I need to have a timer interrupt fire accurately every 92 usec. I’m using timer 4, and usually its accurate, but in some cases the timing stretches out to 125, 137, or even as high as 180 usec.
This results in sampling errors in my code and stops the system from functioning as expected.

The same sampling routine has been used successfully for about 15 years across various other microcontrollers (STM32, Pic18, Pic24, Pic32, nRF52840) with/without an RTOS.

I’ve tried lowering the FreeRTOS tick rate, and it gives a small improvement, but the sampled signal is up to 20 msec long and I can’t run the tick rate that low without the rest of the app breaking.

Has there been any more thoughts about migrating to FreeRTOS 10.3?

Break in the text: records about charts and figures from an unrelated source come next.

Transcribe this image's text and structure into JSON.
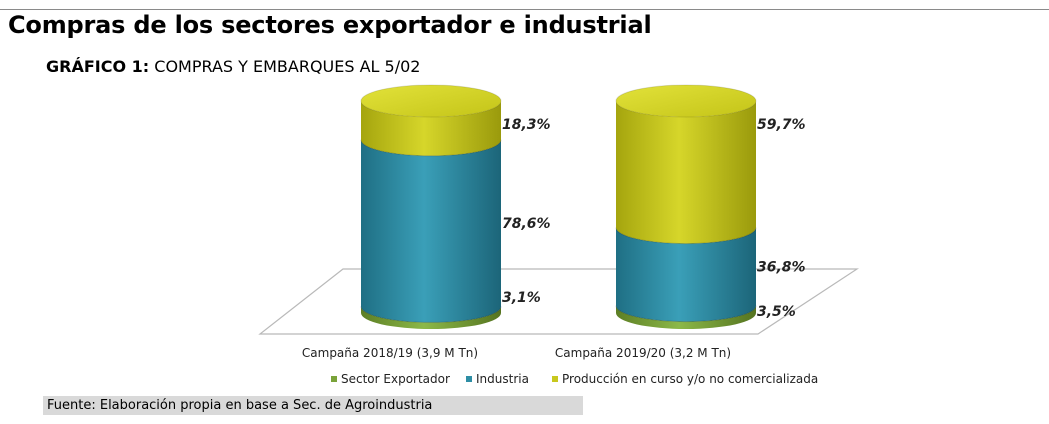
{
  "header": {
    "title": "Compras de los sectores exportador e industrial",
    "subtitle_prefix": "GRÁFICO 1:",
    "subtitle_text": "COMPRAS Y EMBARQUES AL 5/02"
  },
  "chart_data": {
    "type": "bar",
    "stacked": true,
    "style": "3d-cylinder",
    "categories": [
      "Campaña 2018/19 (3,9 M Tn)",
      "Campaña 2019/20 (3,2 M Tn)"
    ],
    "series": [
      {
        "name": "Sector Exportador",
        "values": [
          3.1,
          3.5
        ],
        "labels": [
          "3,1%",
          "3,5%"
        ],
        "color": "#7aa33a"
      },
      {
        "name": "Industria",
        "values": [
          78.6,
          36.8
        ],
        "labels": [
          "78,6%",
          "36,8%"
        ],
        "color": "#2e8ea5"
      },
      {
        "name": "Producción en curso y/o no comercializada",
        "values": [
          18.3,
          59.7
        ],
        "labels": [
          "18,3%",
          "59,7%"
        ],
        "color": "#c8c81e"
      }
    ],
    "legend_position": "bottom",
    "grid": false
  },
  "footer": {
    "source": "Fuente: Elaboración propia en base a Sec. de Agroindustria"
  }
}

Right now I’m pretty much stuck and unable to progress to getting the product to market.

I wrote some code to drive an output high when vPortEnterCritical() is called and low when vPortExitCritical() is called.
Note I am not calling these from application code, so its only from FreeRTOS itself or the SDK.

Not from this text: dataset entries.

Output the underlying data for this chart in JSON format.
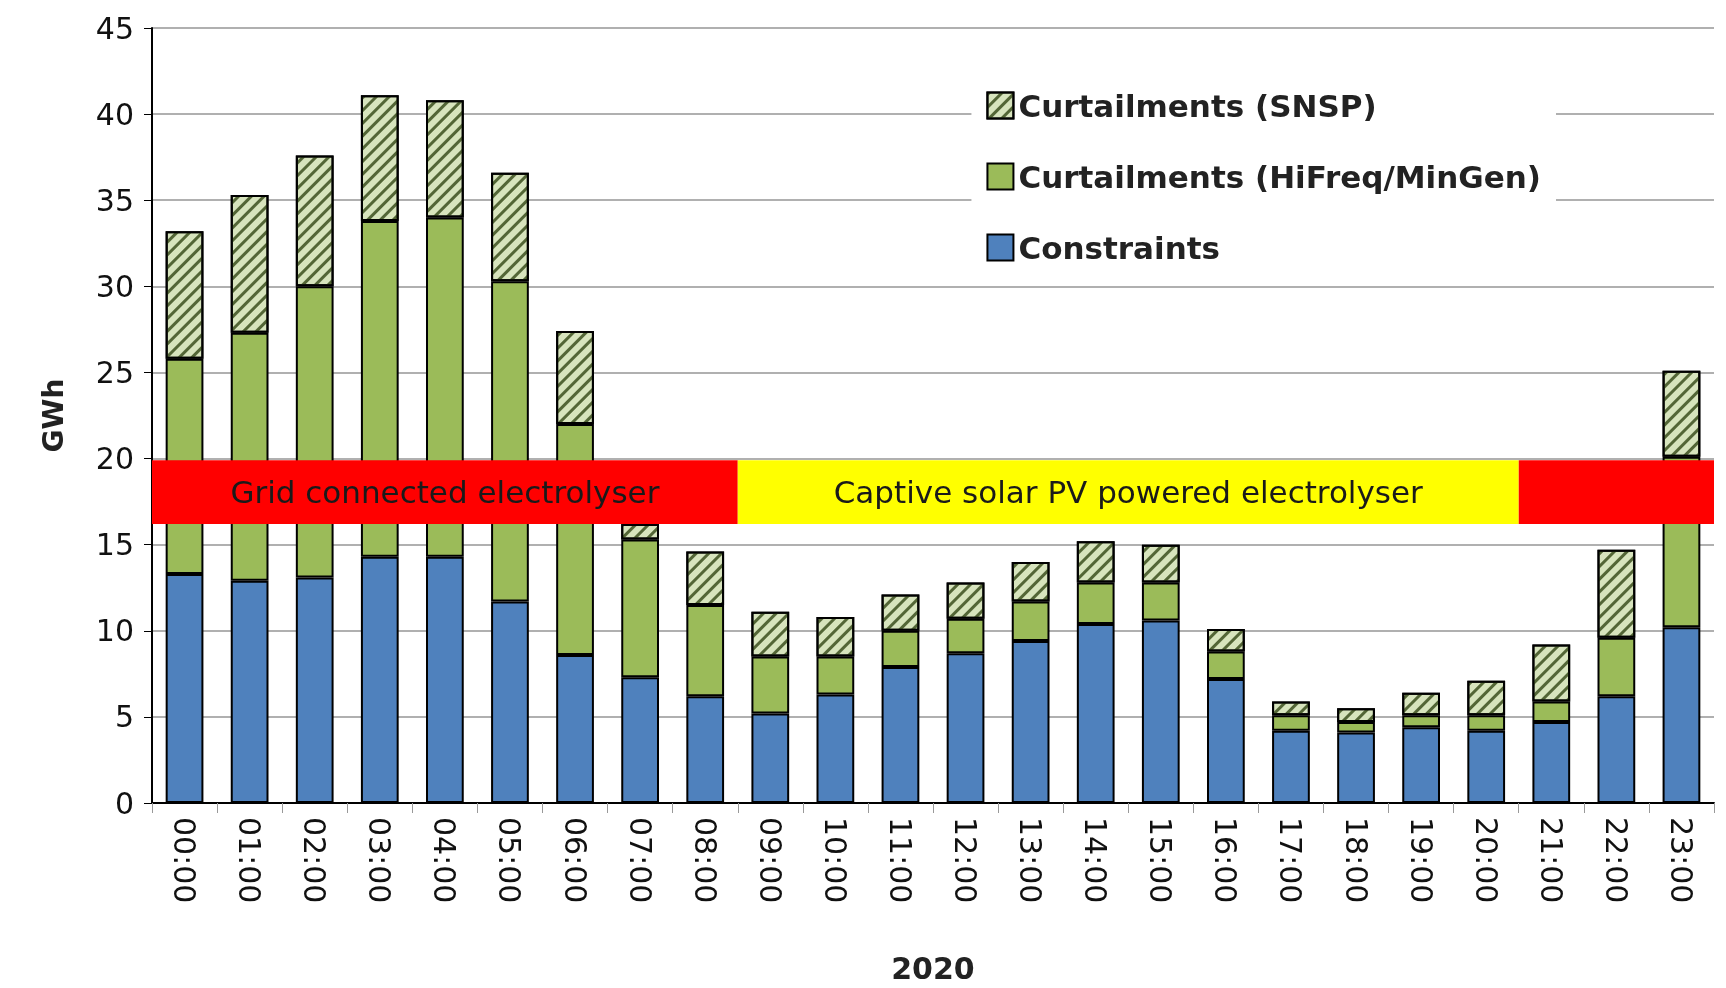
{
  "chart_data": {
    "type": "bar",
    "stacked": true,
    "xlabel": "2020",
    "ylabel": "GWh",
    "categories": [
      "00:00",
      "01:00",
      "02:00",
      "03:00",
      "04:00",
      "05:00",
      "06:00",
      "07:00",
      "08:00",
      "09:00",
      "10:00",
      "11:00",
      "12:00",
      "13:00",
      "14:00",
      "15:00",
      "16:00",
      "17:00",
      "18:00",
      "19:00",
      "20:00",
      "21:00",
      "22:00",
      "23:00"
    ],
    "series": [
      {
        "name": "Constraints",
        "color": "#4f81bd",
        "values": [
          13.3,
          12.9,
          13.1,
          14.3,
          14.3,
          11.7,
          8.6,
          7.3,
          6.2,
          5.2,
          6.3,
          7.9,
          8.7,
          9.4,
          10.4,
          10.6,
          7.2,
          4.2,
          4.1,
          4.4,
          4.2,
          4.7,
          6.2,
          10.2
        ]
      },
      {
        "name": "Curtailments (HiFreq/MinGen)",
        "color": "#9bbb59",
        "values": [
          12.5,
          14.4,
          16.9,
          19.5,
          19.7,
          18.6,
          13.4,
          8.0,
          5.3,
          3.3,
          2.2,
          2.1,
          2.0,
          2.3,
          2.4,
          2.2,
          1.6,
          0.9,
          0.6,
          0.7,
          0.9,
          1.2,
          3.4,
          9.9
        ]
      },
      {
        "name": "Curtailments (SNSP)",
        "color": "#d7e4bd",
        "values": [
          7.4,
          8.0,
          7.6,
          7.3,
          6.8,
          6.3,
          5.4,
          0.9,
          3.1,
          2.6,
          2.3,
          2.1,
          2.1,
          2.3,
          2.4,
          2.2,
          1.3,
          0.8,
          0.8,
          1.3,
          2.0,
          3.3,
          5.1,
          5.0
        ]
      }
    ],
    "ylim": [
      0,
      45
    ],
    "yticks": [
      0,
      5,
      10,
      15,
      20,
      25,
      30,
      35,
      40,
      45
    ],
    "grid": "y",
    "legend": "top right",
    "bands": [
      {
        "axis": "x",
        "from": "00:00",
        "to": "08:00",
        "label": "Grid connected electrolyser",
        "color": "#ff0000"
      },
      {
        "axis": "x",
        "from": "09:00",
        "to": "20:00",
        "label": "Captive solar PV powered electrolyser",
        "color": "#ffff00"
      },
      {
        "axis": "x",
        "from": "21:00",
        "to": "23:00",
        "label": null,
        "color": "#ff0000"
      }
    ]
  }
}
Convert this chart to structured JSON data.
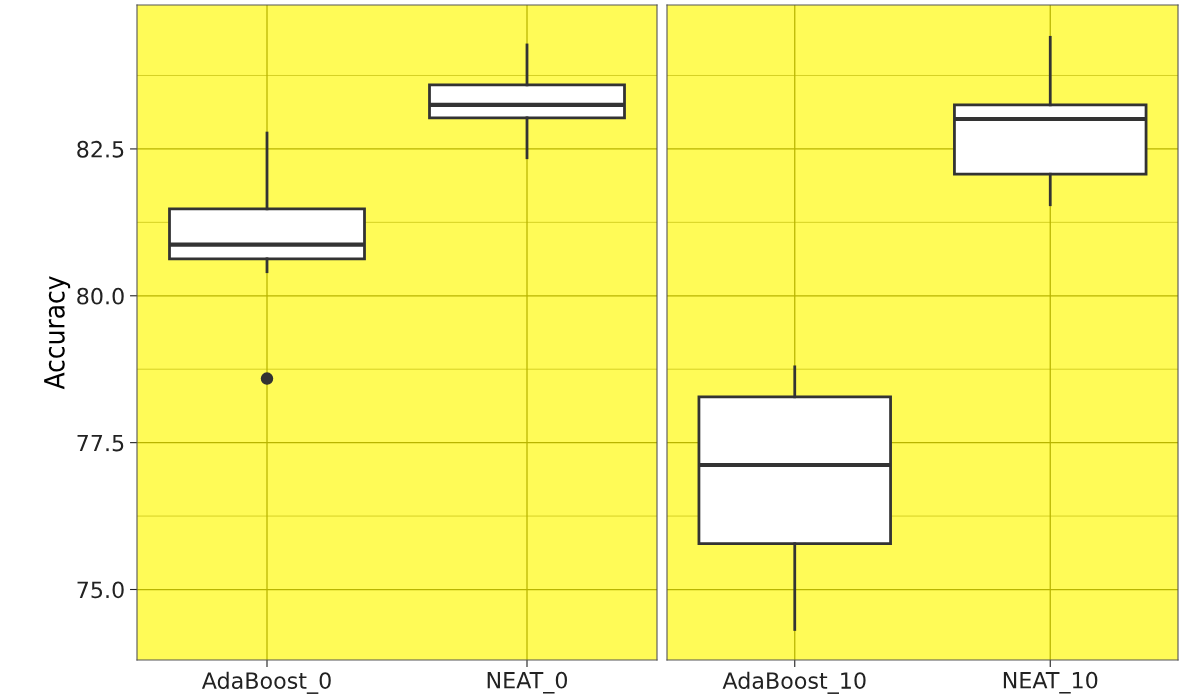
{
  "chart_data": [
    {
      "type": "box",
      "ylabel": "Accuracy",
      "categories": [
        "AdaBoost_0",
        "NEAT_0"
      ],
      "boxes": [
        {
          "low": 80.41,
          "q1": 80.63,
          "median": 80.87,
          "q3": 81.48,
          "high": 82.77,
          "outliers": [
            78.59
          ]
        },
        {
          "low": 82.35,
          "q1": 83.03,
          "median": 83.25,
          "q3": 83.59,
          "high": 84.27
        }
      ],
      "ylim": [
        73.8,
        84.95
      ],
      "yticks": [
        {
          "value": 75,
          "label": "75.0"
        },
        {
          "value": 76.25,
          "label": null
        },
        77.5,
        {
          "value": 78.75,
          "label": null
        },
        {
          "value": 80,
          "label": "80.0"
        },
        {
          "value": 81.25,
          "label": null
        },
        82.5,
        {
          "value": 83.75,
          "label": null
        }
      ],
      "grid": true
    },
    {
      "type": "box",
      "categories": [
        "AdaBoost_10",
        "NEAT_10"
      ],
      "boxes": [
        {
          "low": 74.32,
          "q1": 75.78,
          "median": 77.12,
          "q3": 78.28,
          "high": 78.79
        },
        {
          "low": 81.55,
          "q1": 82.07,
          "median": 83.01,
          "q3": 83.25,
          "high": 84.4
        }
      ],
      "ylim": [
        73.8,
        84.95
      ],
      "yticks": [
        75,
        {
          "value": 76.25,
          "label": null
        },
        77.5,
        {
          "value": 78.75,
          "label": null
        },
        80,
        {
          "value": 81.25,
          "label": null
        },
        82.5,
        {
          "value": 83.75,
          "label": null
        }
      ],
      "grid": true,
      "tick_labels": "x"
    }
  ]
}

It shows that the interrupts are disabled a lot. E.g. for a period of 4 msec, it was being disabled for about 86 usec and enabled for 2 usec, repeatedly (86 disabled, 2 enabled, 86 disabled etc for a total of 4 msec.)

There are periods of about 1 msec where it is not disabled, but not any longer.
It seems pretty clear to me that this is the cause of my issues.

I have been trying again to change the FreeRTOS port.
Comparing the RTL8721 port with the standard M33 port, its basically the same.

I ported over the minimum code from FreeRTOS 10.3 port, to use configMAX_SYSCALL_INTERRUPT_PRIORITY set to the basepri register instead of global irq disable.

The app runs, but gets stuck at boot.
I call wifi_on() in my main thread, which gets stuck when it calls rltk_wlan_start().
This function never returns.

FreeRTOS is still running itself, processing the tick counter, but xNextTaskUnblockTime is 0xFFFFFFFF so it never attempts to swap to the next task.

rltk_wlan_start() seems to be closed source, so I can’t see why its hanging. The assembly code seems to show it gets as far as “netdev_open”

I must apologize here. I misdiagnosed this second issue.

The issue was not caused by interrupt disable, but was instead noise getting onto the sampled signal from a debug cable that was connected to the PCB.